Mental illness is a funny thing. While it can certainly feel all encompassing at times, it is important to remember that an illness (whether it be cancer, depression or a chest infection) is NOT you. Yet sometimes, as mental illness lives in the mind, it can become the driver in your decisions and place road blocks to you recovering. In my experience, my anxiety ridden intrusive thoughts placed major barriers in my way when I really needed to seek help.
Lets challenge some of those fears today...
If I see a therapist, they will change me as a person
I used to believe that a therapist was there to fix a broken personality. This couldn't be further from the truth. A mental health professional is there to listen, and guide your self recovery. At all times you are still you, and you are in control. Which leads me nicely onto my next point…
If I seek help, I will no longer be in control
Many mental illnesses, in particular anxiety issues, are centred around a feeling of control.
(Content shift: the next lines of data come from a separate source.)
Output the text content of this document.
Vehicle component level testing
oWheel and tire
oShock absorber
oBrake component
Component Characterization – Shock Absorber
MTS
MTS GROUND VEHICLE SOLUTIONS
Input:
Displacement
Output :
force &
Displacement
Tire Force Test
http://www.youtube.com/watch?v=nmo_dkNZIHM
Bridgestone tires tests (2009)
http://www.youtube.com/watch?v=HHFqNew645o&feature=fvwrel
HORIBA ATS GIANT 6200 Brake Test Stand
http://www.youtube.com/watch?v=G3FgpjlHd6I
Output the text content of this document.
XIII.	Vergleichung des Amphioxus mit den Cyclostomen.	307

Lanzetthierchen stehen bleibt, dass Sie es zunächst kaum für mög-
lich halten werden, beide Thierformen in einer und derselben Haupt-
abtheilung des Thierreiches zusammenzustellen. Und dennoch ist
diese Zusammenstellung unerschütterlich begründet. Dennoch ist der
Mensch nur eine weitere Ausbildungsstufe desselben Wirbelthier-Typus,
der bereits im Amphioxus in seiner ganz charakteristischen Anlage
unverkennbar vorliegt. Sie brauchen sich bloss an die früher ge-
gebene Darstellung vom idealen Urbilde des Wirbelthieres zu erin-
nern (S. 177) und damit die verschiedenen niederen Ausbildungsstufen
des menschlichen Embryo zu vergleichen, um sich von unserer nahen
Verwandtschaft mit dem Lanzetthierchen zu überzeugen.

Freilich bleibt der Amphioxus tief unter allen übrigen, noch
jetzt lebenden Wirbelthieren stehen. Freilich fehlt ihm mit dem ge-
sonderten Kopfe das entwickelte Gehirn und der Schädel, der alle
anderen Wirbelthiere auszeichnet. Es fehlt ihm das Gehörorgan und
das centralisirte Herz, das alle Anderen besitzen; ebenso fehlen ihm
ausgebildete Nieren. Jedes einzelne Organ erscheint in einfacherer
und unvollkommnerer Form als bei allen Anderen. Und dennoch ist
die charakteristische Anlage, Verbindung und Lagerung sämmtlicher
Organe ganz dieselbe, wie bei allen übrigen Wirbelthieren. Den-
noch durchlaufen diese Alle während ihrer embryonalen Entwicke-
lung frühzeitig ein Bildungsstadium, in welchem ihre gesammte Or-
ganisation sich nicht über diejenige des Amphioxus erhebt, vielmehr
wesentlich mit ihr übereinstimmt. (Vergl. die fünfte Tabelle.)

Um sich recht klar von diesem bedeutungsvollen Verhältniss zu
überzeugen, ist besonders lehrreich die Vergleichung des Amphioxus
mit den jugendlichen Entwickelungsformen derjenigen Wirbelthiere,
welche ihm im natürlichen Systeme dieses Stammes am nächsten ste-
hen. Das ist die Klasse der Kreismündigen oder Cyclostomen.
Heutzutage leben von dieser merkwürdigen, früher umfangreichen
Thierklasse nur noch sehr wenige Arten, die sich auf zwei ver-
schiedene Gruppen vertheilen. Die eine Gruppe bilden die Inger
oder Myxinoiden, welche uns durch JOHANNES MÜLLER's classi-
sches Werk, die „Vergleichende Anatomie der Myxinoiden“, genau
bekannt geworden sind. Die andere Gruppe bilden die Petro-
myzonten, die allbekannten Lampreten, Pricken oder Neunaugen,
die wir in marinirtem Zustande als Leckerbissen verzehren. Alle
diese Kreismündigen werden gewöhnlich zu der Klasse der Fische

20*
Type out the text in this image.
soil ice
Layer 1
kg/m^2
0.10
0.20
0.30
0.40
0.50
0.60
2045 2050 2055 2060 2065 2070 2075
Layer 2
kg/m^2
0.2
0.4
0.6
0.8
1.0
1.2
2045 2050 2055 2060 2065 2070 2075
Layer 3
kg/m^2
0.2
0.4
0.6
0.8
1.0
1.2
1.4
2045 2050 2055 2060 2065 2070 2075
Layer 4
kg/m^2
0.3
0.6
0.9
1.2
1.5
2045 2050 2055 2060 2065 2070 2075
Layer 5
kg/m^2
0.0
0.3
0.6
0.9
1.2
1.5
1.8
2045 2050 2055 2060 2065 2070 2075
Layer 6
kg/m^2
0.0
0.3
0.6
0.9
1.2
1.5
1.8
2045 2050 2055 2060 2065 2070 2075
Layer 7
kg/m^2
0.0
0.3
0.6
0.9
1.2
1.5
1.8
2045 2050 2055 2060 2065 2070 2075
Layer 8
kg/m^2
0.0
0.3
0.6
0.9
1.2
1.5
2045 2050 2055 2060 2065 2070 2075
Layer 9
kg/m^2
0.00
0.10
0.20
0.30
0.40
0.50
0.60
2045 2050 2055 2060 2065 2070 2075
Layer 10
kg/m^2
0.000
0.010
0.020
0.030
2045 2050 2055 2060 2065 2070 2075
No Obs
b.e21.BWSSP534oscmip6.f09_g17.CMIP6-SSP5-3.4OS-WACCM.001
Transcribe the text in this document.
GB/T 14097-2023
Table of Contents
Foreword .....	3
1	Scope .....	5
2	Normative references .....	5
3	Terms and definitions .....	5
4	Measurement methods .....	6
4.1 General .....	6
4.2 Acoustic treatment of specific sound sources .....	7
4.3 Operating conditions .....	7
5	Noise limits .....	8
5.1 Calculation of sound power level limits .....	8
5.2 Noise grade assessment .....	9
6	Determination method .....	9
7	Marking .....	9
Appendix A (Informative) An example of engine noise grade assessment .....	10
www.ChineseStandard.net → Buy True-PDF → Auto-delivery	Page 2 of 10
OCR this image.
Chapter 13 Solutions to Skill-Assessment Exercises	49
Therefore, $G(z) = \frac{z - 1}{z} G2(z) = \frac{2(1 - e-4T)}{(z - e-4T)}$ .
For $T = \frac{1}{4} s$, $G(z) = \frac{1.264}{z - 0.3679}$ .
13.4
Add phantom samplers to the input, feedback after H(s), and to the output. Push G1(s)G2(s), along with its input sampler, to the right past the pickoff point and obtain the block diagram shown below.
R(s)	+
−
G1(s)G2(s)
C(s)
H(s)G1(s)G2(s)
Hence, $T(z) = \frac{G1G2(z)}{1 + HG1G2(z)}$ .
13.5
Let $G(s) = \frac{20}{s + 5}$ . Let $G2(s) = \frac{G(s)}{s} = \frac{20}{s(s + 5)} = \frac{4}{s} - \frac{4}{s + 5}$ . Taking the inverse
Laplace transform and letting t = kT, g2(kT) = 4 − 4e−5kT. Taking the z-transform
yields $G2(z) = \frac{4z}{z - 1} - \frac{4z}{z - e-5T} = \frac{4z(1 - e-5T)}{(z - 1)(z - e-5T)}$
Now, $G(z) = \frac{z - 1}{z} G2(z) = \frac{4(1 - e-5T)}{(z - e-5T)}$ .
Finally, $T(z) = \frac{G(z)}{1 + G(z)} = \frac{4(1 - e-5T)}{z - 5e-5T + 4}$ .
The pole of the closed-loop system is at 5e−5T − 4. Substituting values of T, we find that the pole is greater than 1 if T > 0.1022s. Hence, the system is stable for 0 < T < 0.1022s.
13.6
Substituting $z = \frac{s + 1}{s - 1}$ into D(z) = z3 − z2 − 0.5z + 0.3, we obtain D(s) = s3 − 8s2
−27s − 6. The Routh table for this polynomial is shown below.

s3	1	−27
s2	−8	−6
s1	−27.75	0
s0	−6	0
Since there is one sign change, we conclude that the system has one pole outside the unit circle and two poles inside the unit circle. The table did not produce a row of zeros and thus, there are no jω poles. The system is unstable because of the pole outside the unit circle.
It may be the case that you feel that if you seek help for your issue, someone else is then in control of your life, or that you somehow will not be in the driver’s seat fully. Again, this is an intrusive thought and most definitely not the case. Treatments such as mindfulness (MBCT) or cognitive behavioural therapy (CBT) are centred around YOU and what YOU feel is most relevant / helpful / applicable to your situation.
If I get help, I will be told what to do
Think of it like this. When a waiter shows you the menu at a restaurant, they don’t tell you what to eat. The most helpful thing they can do is make recommendations! It's the same with a good quality mental health professional- they are there to coach, direct and guide you to recovery, but ultimately it is your choice what works for you!
If I get help, I might not get on with the therapist
This point is a little more tricky to tackle because unfortunately there is some truth in it. Finding a mental health support is like trying to find the right personal trainer; there are different styles, approaches and personalities. Trust your instinct and speak up if someone or something is not working for you.
The most important thing to remember is that recovery is a journey but it is possible. A mental health professional can be part of the jigsaw of recovery. Don’t let fear stand in the way.